The lesson was crafted around opening up Riley’s stride to get a nice, forward pace by getting off his back and reinforcing my leg with a light tap of the crop. The crossrail we went over several times on the left rein was positioned at the quarter line, angled about 45º from centerline.

Improvements & Deficits

I enjoyed my lesson for a different reason this day; I got to turn my brain off and focus 100% on something physical. Work was giving me a bit of a beating emotionally. My team had one of those days where a client was less than happy and wanted an update on where we were in our process. I was scrambling to send information to my team and ended up leaving a bit later than I wanted to for the barn. Being late is practically a cardinal sin in my family, so it’s an instant catalyzer for stress. I had to remind myself several times to not bring the stress onto the saddle and managed to still be on time for my lesson. It was an excellent reminder to be present and do what I can in the moment.

Mentality-wise, I was pleasantly surprised that I had forgotten about my work issues during the ride. However, I do think I brought that negative energy in with me, but it materialized in some old self-sabotage behaviors of mine. In particular, disparaging my accomplishments during the lesson. For example, Saint Trainer (her unofficial title, because her patience and understanding of my skill level is heavenly) complimented my approach at one point and offered an improvement for the next time.

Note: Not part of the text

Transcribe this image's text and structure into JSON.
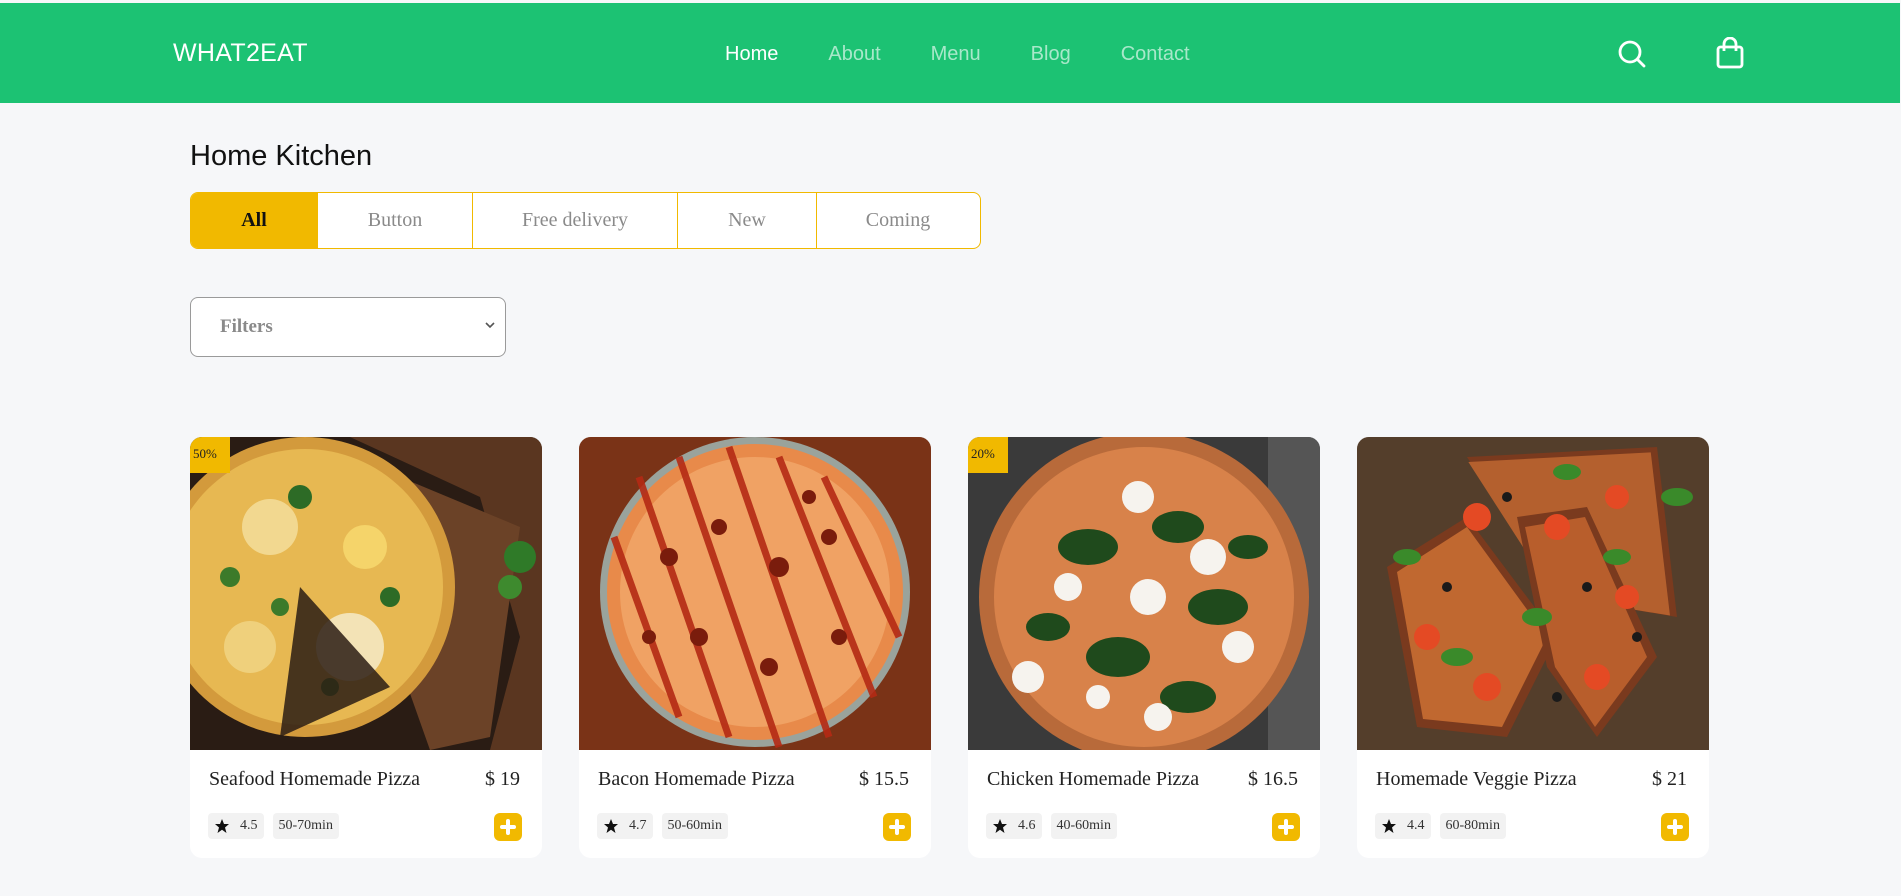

I then asked if I had gotten in Riley’s way, which she reassured me I hadn’t.

Again, I made a self-deprecating joke about my lack of physical capability, but I could hear the lack of mirth in my voice. It came out with too much self-loathing. In retrospect, I realized my amazing attitude from the last lesson needs to be curated. Like bravery, I won’t just stumble upon it.

As far as the jumping, I think I focused too much on my technique to really just enjoy it. We worked on trotting up and cantering away, so maybe next time we can start putting some better approaches together at the canter. Overall, Riley was a good boy who helped me feel confident with this whole jumping thing. There was never a moment I thought he wasn’t giving enough or too much.

The most concerning thing that happened to me was toward the end of the lesson when the outside of my right ankle seemed to give out. I was shocked when I felt it. I knew I was tired, but this was a different feeling all together. It felt like instead of balancing and apply pressure on my footbed, I was using the end of my fibula. There was no numbness or tingling, but it felt like my ankle was too weak to support me, so I was forced to use the bone and tends above it. I powered through the lesson, but knew PTH would need to offer me some insight.

This Time & Next Time

This time, I let a bad day get too much into my head. It kept me from being receptive to instruction and positivity.